MRD-AML Output Files
MRD pipeline outputs the following files:
MRD single or multiplexed sample analysis
- <prefix>.report.html - HTML report for the DNA+Protein pipeline
- <prefix>--fastp.html - QC HTML report for DNA data
- <prefix>-fastp.html - QC HTML report for Protein data
- <prefix>.cells.bam - BAM file with reads for the called cells
- <prefix>.cells.bam.csi - BAM index file
- {patient_name}.html - MRD HTML report file with details on somatic variants, clonal architecture, protein differential expression and other details. For multiplexed runs, one file is produced for each sample.
- {patient_name}.h5 - This is the final per-sample h5 file and contains filtered variants, clone assignments, normalized CNV and protein data in addition to the contents of a regular h5 file as described in this article. This file can be used for time-course analysis.
Time course analysis reports
- <prefix>.html - Time course analysis HTML report file with details on somatic variants, clonal architecture, protein differential expression, and other details stratified by timepoint. Additionally displays changes in mutational profiles and protein expression across time points.
To download any output file, click the download icon to the left of the File Name.
Note: if the file does not download, see if you have an ad popup blocker running. If so, disable it, and download the file again.
The first 5 files are produced by the DNA+Protein pipeline, for more information on these files refer to this article. The last two files are MRD specific, and for multiplexed runs there will be one of each of these files per multiplexed sample.
MRD-AML Report Overview
To download the MRD Run Report, go to the Output Files tab and download the mrd/{patient_name}.html file. Plots and tables in the report are interactive.
Summary
The Summary page displays the following information:
- Mutant clones detected
- Mutant cells detected
- Total cells
- Time points for time course reports
- Clone Barchart: A bar chart that shows the number of cells per clone.
- Somatic variant heatmap per clone
- Protein expression heatmap per clone
- Fishplot for time course reports
- Clones table: A table with sample name (for time course), clone name, the number of cells in clone, mutations and protein differential expression per clone.
- Variants table: A table with the sample name (for time course), variant ID, gene, protein change, coding impact, cells mutated % and various other metrics.
Details
The Details page displays the following information:
- Phylogenetic tree: A visualization showing the order in which the mutations were acquired and how they co-occur.
- Protein UMAP: A UMAP plot showing the protein expression colored by either Protein, sample, clone or genotype.

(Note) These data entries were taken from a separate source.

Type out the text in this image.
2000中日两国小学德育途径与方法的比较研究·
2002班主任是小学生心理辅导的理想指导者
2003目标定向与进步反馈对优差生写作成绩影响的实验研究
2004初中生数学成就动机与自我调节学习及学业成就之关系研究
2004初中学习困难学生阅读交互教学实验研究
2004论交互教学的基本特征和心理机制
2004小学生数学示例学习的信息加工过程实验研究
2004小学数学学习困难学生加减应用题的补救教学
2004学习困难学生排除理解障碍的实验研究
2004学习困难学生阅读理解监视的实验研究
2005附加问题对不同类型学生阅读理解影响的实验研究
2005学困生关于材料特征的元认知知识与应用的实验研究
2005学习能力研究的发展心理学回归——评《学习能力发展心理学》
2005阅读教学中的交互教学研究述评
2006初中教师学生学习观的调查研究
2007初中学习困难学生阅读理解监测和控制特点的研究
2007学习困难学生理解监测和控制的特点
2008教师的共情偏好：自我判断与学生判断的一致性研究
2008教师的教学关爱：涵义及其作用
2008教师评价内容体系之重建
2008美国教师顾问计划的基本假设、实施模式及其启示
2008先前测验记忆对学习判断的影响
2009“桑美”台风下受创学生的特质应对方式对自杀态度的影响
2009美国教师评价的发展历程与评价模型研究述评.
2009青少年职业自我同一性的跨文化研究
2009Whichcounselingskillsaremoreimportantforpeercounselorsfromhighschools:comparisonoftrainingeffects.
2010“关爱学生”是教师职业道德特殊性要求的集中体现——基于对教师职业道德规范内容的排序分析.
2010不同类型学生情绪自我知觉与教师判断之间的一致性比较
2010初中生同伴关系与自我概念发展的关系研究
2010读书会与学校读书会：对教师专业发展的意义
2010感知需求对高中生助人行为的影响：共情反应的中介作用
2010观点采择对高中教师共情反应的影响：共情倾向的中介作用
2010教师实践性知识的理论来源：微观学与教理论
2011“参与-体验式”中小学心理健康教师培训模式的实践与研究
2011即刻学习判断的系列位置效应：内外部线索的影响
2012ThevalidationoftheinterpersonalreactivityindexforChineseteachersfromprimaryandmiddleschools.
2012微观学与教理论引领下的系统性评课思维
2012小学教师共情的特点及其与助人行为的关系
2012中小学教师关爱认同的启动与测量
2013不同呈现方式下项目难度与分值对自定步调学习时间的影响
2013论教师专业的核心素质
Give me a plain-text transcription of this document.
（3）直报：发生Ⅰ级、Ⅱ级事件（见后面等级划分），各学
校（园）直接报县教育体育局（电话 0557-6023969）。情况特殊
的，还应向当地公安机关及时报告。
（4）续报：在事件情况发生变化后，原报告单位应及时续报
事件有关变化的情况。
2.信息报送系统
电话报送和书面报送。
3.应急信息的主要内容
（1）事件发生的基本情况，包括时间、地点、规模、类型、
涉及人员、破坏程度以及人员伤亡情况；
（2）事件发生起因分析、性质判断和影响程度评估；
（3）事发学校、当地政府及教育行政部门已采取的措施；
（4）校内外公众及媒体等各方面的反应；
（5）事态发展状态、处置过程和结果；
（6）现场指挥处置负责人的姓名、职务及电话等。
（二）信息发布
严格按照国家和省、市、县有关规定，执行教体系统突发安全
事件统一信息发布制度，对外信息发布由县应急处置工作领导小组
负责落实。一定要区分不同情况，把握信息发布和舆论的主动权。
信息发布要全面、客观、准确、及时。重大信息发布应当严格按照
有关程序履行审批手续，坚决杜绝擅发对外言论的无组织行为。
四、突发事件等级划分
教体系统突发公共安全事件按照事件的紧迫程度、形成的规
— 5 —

- Protein expression correlation: A plot showing the correlation in expression for two proteins.
- Protein expression change over time: A time course analysis only plot showing the change in protein expression over a period of time.
- Copy number analysis: Two plots providing a way to visualize copy number profiles for each clone grouped by either chromosome or gene.
-
Sample
- Run ID
- Sample ID
- DNA panel name
- DNA panel size
- Reference genome
- Secondary analysis pipeline version
- scMRD pipeline version
- Date analyzed
QC
- Germline variant / multiplexing diagnostic plot: A plot providing a visual representation of germline variant information to help confirm and diagnose sample identity issues.
- Heatmap of somatic variants(raw genotypes): A heatmap showing raw genotype for the somatic variants per cell.
- Heatmap of protein expression: A heatmap showing the normalized protein expression per cell.
Help
The Help page contains a glossary of key words used in the report and a description of every table and plot contained in the report.